Tefervoir prit un rouleau au hasard et l’étala à moitié.

« Décrivez à quoi ressemble le puzuma ambigu, demanda-t-il.

— Sais pas », répondit Frangin. Il cligna des yeux.

« Bravo, monsieur Mémoire, fit Tefervoir.

— Il sait pas lire, petit. C’est pas juste, ça, dit le philosophe.

— D’accord. Bé alors… la quatrième image du troisième rouleau que vous avez vu, dit Tefervoir.

— Une bête à quatre pattes qui regarde vers la gauche, le renseigna Frangin. Une grosse tête de chat, des épaules larges et un corps fuselé vers l’arrière-train. Le corps est un motif à carreaux clairs et foncés. Les oreilles sont toutes petites et plaquées contre le crâne. Six moustaches. La queue est courte. Seules les pattes postérieures ont des griffes, trois griffes à chaque. Les antérieures font à peu près la même longueur que la tête et sont levées contre le corps. Une bande de poils épais…

— C’était il y a cinquante rouleaux, fit Tefervoir. Il n’a vu tout le rouleau qu’une seconde ou deux. »

Ils regardèrent Frangin. Qui cligna encore des yeux.

« Vous connaissez tout ? reprit Tefervoir.

— Je ne sais pas.

— Vous avez la moitié de la bibliothèque dans la cougourde !

— Je me sens… un… peu… »

La bibliothèque d’Éphèbe était une fournaise. Les flammes bleuissaient là où le cuivre fondu gouttait sur les étagères.

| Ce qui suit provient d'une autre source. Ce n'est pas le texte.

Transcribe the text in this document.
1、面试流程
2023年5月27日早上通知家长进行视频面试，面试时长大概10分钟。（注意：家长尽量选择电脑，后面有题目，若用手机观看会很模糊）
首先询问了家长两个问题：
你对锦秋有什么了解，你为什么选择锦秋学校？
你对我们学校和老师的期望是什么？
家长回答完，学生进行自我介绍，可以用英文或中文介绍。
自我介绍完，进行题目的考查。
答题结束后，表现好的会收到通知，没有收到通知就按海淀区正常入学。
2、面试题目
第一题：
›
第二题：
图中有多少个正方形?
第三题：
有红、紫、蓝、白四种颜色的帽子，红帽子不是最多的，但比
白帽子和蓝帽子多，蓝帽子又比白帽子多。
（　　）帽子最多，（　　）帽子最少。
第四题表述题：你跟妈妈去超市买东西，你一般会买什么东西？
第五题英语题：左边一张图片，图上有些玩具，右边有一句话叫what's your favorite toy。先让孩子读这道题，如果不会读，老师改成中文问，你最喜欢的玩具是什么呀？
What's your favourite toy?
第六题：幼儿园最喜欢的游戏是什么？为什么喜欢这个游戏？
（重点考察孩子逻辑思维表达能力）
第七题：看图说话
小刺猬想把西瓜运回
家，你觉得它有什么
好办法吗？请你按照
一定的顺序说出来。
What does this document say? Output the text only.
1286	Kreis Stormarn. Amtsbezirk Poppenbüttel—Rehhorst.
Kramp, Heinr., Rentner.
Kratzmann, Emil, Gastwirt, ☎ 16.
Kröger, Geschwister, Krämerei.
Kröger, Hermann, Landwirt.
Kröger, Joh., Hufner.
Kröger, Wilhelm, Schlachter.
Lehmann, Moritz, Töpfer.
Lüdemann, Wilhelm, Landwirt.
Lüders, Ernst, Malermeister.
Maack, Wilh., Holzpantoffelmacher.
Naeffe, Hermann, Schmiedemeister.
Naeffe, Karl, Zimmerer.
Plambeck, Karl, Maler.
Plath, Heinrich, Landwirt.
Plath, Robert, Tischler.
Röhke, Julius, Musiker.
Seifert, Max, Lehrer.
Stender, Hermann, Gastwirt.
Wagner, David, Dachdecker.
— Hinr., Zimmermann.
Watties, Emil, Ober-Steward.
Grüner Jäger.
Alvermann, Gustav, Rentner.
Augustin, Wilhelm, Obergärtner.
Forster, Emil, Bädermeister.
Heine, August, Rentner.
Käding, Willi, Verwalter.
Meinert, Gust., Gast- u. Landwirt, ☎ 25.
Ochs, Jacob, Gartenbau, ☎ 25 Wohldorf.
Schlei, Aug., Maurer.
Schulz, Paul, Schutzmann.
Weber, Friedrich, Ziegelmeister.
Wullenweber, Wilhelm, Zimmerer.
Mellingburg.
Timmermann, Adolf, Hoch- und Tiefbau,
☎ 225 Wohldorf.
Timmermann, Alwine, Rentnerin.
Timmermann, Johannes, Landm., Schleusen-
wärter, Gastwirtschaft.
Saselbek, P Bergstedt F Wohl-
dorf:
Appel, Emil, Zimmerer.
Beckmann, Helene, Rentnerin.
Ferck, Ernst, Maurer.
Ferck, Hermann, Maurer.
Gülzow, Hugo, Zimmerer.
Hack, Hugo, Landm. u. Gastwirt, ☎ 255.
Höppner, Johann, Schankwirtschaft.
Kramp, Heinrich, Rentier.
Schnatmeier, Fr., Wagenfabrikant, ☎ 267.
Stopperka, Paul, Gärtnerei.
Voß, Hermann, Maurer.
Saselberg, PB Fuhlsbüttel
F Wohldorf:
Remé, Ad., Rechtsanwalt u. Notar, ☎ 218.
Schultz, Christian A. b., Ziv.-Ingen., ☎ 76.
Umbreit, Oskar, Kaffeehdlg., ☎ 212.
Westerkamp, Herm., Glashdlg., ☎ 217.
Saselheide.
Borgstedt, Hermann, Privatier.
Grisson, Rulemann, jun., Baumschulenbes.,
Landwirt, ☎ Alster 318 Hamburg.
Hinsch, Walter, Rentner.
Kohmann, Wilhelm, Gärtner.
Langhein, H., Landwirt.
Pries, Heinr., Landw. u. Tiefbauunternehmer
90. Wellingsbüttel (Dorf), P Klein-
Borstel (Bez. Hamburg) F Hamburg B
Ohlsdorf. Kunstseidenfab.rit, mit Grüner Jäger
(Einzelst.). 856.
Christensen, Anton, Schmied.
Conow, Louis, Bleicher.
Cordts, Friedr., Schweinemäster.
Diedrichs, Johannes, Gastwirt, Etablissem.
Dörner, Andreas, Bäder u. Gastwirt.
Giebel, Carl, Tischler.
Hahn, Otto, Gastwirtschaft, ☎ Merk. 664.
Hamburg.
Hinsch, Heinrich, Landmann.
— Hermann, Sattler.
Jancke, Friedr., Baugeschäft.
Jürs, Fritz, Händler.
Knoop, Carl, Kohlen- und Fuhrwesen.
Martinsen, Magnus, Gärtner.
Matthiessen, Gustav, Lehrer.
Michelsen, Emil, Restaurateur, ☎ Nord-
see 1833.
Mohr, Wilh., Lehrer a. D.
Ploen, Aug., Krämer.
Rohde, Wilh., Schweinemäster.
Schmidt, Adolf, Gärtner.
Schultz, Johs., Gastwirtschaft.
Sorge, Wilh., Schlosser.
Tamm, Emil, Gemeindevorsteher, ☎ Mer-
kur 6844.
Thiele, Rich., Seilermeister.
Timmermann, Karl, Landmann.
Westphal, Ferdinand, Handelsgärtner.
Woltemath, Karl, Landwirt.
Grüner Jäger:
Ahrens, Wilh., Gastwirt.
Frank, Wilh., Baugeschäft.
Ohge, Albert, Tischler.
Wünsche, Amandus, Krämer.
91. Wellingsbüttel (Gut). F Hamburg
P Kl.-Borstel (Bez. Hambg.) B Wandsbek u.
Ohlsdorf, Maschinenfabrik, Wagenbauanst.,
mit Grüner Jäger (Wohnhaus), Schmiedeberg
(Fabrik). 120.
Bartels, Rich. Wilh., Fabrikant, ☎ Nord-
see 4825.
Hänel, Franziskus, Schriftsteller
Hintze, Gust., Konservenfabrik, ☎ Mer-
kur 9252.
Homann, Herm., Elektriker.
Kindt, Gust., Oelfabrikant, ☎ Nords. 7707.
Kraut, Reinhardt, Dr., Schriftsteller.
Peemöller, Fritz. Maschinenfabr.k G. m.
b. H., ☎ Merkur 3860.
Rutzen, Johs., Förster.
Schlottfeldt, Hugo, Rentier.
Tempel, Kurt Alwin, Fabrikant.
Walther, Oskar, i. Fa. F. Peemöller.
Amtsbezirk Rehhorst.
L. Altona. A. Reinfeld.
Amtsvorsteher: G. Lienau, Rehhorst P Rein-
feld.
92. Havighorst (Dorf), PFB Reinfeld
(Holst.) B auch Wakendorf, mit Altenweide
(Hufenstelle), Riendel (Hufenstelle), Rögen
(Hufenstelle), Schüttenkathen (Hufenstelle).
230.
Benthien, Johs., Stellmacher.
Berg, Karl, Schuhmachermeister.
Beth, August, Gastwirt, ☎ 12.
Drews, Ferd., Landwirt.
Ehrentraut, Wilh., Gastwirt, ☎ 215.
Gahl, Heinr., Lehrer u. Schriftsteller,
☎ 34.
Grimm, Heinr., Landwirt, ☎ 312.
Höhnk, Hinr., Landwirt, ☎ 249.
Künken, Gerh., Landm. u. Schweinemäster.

Toutes les bibliothèques, partout, sont reliées par les trous de ver percés dans l’espace par les fortes distorsions d’espace-temps qu’on trouve aux abords de toute concentration massive de livres. Seuls quelques bibliothécaires apprennent le secret, et un règlement inflexible en limite l’emploi. Car il équivaut au voyage dans le temps, et le voyage dans le temps est source de gros ennuis.

Mais si une bibliothèque brûle, et si les livres d’histoire en font état…

Il y eut un petit claquement sec qui passa complètement inaperçu parmi les crépitements des rayonnages, et une silhouette tomba de nulle part sur un bout de plancher encore intact au milieu de la bibliothèque.

Elle avait une allure anthropoïde mais elle agit sans la moindre hésitation. De longs bras simiens étouffèrent les flammes, sortirent les rouleaux des rayonnages et les fourrèrent dans un sac. Une fois le sac plein, elle revint au milieu de la salle… et disparut dans un autre claquement.

Cet incident n’a rien à voir avec notre histoire.

Ni le fait que des rouleaux qu’on croyait détruits dans le grand incendie de la bibliothèque d’Éphèbe réapparurent quelque temps après en excellent état à la bibliothèque de l’Université de l’Invisible d’Ankh-Morpork.

Mais c’est tout de même agréable de le savoir.

Frangin se réveilla avec l’odeur de la mer dans les narines. Du moins, l’odeur de mer telle que se l’imaginent les gens, entendez une puanteur de poisson avarié et d’algues pourries.

Il se trouvait dans une espèce de cabane. Le peu de lumière qui parvenait à passer par l’unique fenêtre non vitrée était rouge, et elle clignotait. Un côté de la cabane s’ouvrait sur la mer. La lumière rougeoyante y révéla quelques silhouettes regroupées autour de quelque chose.